MemcachedConnectionsNoneMinor

Severity Minor
Summary The Memcached database on the {{ $labels.host }} node has no open connections.
Raise condition memcached_curr_connections == 0
Description Raises when no connections to Memcached exist on one node, typically indicating that the connections were dropped. The state may affect performance. The host label in the raised alert contains the host name of the affected node.
Troubleshooting
  • Use telnet to connect to Memcached by running telnet localhost 11211 on the affected node. Then run stats to obtain the server information.
  • Inspect the Memcached service logs using journalctl -xfu memcached.
Tuning Not required

MemcachedConnectionsNoneMajor

Severity Major
Summary The Memcached database has no open connections on all nodes.
Raise condition count(memcached_curr_connections == 0) == count(memcached_up)
Description Raises when no connections to Memcached exist on all nodes, indicating that Memcached has no client connected to it and does not receive data.
Troubleshooting
  • Use telnet to connect to Memcached by running telnet localhost 11211 on the affected node. Then run stats to obtain the server information.
  • Inspect the Memcached service logs using journalctl -xfu memcached.
Tuning Not required

MemcachedItemsNoneMinor

Removed since the 2019.2.4 maintenance update.

Severity Minor
Summary The Memcached database on the {{ $labels.host }} node is empty.
Raise condition memcached_curr_items == 0
Description

Raises when a Memcached database has no items on one node. As Memcached is an in-memory database, this may be the result of Memcached respawn. Otherwise, investigate the reason. The host label in the raised alert contains the host name of the affected node.

Warning

The alert has been removed starting from the 2019.2.4 maintenance update. For the existing MCP deployments, disable this alert.

Troubleshooting
  1. To confirm the issue, use telnet to connect to Memcached by running telnet localhost 11211 on the affected node.
  2. Run stats and search for curr_items and evictions to verify that the items were not removed before their TTL.
  3. Run stats items for further details on the status of the items.
Tuning Disable the alert as described in Manage alerts.

MemcachedEvictionsLimit

Severity Warning
Summary More than 10 evictions in the Memcached database occurred on the {{ $labels.host }} node during the last minute.
Raise condition increase(memcached_evictions[1m]) > 10
Description Raises when the number of Memcached items that were removed before the ending of TTL has increased by 10 (default threshold) over the last minute. Memcached is used on the OpenStack controller nodes to cache the service authentication tokens. A high number of evictions indicates a heavy token rotation since old items must be removed to free the space for the new ones, based on pseudo-LRU. The host label in the raised alert contains the host name of the affected node.
Troubleshooting
  1. Use telnet to connect to Memcached by running telnet localhost 11211 on the affected node.
  2. Run stats slabs and search for total_pages, chunk_size, and chunks_per_page to verify if the slabs consume too much space.
Tuning

To change the evictions limit to 60:

  1. On the cluster level of the Reclass model, create a common file for all alert customizations. Skip this step to use an existing defined file.
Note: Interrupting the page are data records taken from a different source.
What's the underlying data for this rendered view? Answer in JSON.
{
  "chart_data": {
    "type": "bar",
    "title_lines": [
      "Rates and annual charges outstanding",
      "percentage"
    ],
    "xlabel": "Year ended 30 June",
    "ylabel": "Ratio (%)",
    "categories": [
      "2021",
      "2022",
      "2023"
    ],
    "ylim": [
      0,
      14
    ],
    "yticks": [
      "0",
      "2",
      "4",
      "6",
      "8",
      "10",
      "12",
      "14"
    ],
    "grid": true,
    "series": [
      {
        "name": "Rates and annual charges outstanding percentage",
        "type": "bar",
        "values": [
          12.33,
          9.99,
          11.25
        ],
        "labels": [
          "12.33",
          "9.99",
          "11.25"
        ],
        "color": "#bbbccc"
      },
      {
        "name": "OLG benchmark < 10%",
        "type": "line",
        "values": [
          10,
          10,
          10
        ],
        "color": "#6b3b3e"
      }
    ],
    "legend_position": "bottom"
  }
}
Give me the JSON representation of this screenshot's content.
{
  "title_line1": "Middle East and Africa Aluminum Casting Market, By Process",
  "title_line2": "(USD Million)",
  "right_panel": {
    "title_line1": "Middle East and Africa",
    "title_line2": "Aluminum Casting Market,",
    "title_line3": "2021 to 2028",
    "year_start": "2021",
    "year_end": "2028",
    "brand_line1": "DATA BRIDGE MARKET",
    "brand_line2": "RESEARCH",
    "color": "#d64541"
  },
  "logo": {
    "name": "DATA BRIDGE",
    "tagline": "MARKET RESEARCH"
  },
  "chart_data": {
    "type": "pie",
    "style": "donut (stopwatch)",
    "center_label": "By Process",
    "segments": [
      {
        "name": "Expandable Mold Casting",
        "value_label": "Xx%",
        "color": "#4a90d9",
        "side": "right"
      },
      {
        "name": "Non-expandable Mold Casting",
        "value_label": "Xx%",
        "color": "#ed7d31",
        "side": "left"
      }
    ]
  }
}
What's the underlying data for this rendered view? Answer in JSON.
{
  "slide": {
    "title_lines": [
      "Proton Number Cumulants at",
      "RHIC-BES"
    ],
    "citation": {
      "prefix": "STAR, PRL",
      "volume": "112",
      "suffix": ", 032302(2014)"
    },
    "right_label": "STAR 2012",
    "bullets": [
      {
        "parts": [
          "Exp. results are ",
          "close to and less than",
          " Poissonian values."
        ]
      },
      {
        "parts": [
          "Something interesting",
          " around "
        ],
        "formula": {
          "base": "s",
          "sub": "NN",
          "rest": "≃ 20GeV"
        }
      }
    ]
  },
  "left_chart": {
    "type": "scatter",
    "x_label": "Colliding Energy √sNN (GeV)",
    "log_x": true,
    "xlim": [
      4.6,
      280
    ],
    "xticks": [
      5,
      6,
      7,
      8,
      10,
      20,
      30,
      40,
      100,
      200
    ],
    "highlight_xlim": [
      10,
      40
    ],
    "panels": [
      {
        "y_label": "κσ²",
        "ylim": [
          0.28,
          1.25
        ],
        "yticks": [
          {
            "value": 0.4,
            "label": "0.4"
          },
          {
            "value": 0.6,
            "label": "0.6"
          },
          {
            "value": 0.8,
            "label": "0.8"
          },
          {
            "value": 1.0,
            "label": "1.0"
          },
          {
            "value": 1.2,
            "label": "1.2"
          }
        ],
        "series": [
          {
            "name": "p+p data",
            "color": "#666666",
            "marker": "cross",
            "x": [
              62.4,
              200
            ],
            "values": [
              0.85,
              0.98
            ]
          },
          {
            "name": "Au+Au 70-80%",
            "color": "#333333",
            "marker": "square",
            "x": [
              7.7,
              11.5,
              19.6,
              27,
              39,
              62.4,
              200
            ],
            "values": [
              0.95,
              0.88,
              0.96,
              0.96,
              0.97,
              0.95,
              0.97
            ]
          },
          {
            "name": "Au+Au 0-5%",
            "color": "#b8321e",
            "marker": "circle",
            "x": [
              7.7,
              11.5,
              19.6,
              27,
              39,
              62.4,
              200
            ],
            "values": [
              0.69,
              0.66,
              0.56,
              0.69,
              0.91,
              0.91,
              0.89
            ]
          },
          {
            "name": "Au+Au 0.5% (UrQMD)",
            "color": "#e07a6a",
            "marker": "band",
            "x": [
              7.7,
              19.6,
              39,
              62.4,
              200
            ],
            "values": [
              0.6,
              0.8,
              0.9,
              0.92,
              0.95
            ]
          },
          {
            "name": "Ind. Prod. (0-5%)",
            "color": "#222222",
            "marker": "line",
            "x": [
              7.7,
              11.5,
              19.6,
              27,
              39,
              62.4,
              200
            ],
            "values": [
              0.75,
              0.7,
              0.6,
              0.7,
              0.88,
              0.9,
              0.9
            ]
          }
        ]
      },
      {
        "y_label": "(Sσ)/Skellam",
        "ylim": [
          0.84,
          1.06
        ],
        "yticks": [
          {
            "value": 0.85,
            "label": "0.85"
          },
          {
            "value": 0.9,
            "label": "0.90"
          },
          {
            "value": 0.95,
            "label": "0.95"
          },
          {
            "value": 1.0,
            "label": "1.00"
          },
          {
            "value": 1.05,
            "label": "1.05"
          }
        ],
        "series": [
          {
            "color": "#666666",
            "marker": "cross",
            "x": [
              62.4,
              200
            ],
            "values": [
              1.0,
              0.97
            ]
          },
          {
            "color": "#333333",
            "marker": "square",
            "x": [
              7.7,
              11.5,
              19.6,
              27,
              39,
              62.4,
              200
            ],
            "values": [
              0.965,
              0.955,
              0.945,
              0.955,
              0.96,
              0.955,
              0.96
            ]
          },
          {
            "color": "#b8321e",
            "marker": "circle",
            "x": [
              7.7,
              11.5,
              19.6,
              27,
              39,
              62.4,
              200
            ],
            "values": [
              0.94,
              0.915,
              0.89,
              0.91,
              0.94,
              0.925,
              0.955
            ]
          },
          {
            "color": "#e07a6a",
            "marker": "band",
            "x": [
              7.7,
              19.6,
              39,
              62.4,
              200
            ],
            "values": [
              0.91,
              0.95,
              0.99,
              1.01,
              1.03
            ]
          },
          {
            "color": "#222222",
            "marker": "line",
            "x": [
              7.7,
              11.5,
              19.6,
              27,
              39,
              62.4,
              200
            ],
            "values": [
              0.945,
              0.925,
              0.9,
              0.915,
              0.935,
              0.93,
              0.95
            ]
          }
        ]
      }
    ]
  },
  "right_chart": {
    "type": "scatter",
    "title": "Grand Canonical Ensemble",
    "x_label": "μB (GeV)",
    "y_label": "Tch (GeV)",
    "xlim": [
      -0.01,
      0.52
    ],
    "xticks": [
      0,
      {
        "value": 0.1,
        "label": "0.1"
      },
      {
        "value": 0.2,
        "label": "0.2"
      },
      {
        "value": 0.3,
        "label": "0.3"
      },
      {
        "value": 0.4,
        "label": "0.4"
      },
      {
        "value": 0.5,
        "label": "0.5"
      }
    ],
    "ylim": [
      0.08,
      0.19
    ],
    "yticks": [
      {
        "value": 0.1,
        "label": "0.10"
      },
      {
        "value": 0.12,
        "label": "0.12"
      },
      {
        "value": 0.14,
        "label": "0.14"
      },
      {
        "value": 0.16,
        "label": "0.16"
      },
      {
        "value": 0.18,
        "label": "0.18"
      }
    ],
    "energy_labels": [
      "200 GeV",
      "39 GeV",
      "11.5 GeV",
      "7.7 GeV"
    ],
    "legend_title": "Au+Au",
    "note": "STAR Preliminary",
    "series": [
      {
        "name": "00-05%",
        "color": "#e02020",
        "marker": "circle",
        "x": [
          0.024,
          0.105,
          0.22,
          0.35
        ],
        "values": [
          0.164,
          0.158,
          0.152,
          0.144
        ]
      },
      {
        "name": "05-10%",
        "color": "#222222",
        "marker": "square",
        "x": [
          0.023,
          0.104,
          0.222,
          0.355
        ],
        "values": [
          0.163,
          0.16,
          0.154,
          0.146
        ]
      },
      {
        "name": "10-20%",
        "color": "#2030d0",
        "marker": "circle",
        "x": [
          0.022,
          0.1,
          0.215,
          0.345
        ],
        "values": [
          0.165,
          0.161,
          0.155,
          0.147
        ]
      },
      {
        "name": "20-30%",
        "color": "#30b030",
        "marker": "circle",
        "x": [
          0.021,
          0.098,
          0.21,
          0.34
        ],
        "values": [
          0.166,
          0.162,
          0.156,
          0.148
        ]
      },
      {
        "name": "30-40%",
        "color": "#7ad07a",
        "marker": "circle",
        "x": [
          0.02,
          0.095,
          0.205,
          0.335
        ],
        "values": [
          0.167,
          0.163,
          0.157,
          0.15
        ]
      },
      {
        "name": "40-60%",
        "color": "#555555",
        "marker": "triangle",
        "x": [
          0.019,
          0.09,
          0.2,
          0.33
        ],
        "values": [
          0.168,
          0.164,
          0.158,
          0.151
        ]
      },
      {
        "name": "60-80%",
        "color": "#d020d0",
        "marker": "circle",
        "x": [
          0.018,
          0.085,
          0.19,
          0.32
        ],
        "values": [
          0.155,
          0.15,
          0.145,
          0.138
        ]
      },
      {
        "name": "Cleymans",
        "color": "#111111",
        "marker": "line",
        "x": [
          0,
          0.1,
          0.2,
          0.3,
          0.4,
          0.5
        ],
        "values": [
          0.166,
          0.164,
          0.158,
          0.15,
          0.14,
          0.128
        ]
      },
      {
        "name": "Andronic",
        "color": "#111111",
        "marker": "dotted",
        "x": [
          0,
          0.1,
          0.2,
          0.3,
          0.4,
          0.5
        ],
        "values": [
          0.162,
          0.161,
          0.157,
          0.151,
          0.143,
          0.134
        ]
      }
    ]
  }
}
    1. Create a file for alert customizations:

      touch cluster/<cluster_name>/stacklight/custom/alerts.yml
      
    2. Define the new file in cluster/<cluster_name>/stacklight/server.yml:

      classes:
      - cluster.<cluster_name>.stacklight.custom.alerts
      ...
      
  2. In the defined alert customizations file, modify the alert by overriding the if parameter:

    parameters:
      prometheus:
        server:
          alert:
            MemcachedEvictionsLimit:
              if: >-
                increase(memcached_evictions[1m]) > 60
    
  3. From the Salt Master node, apply the changes:

    salt 'I@prometheus:server' state.sls prometheus.server
    
  4. Verify the updated alert definition in the Prometheus web UI.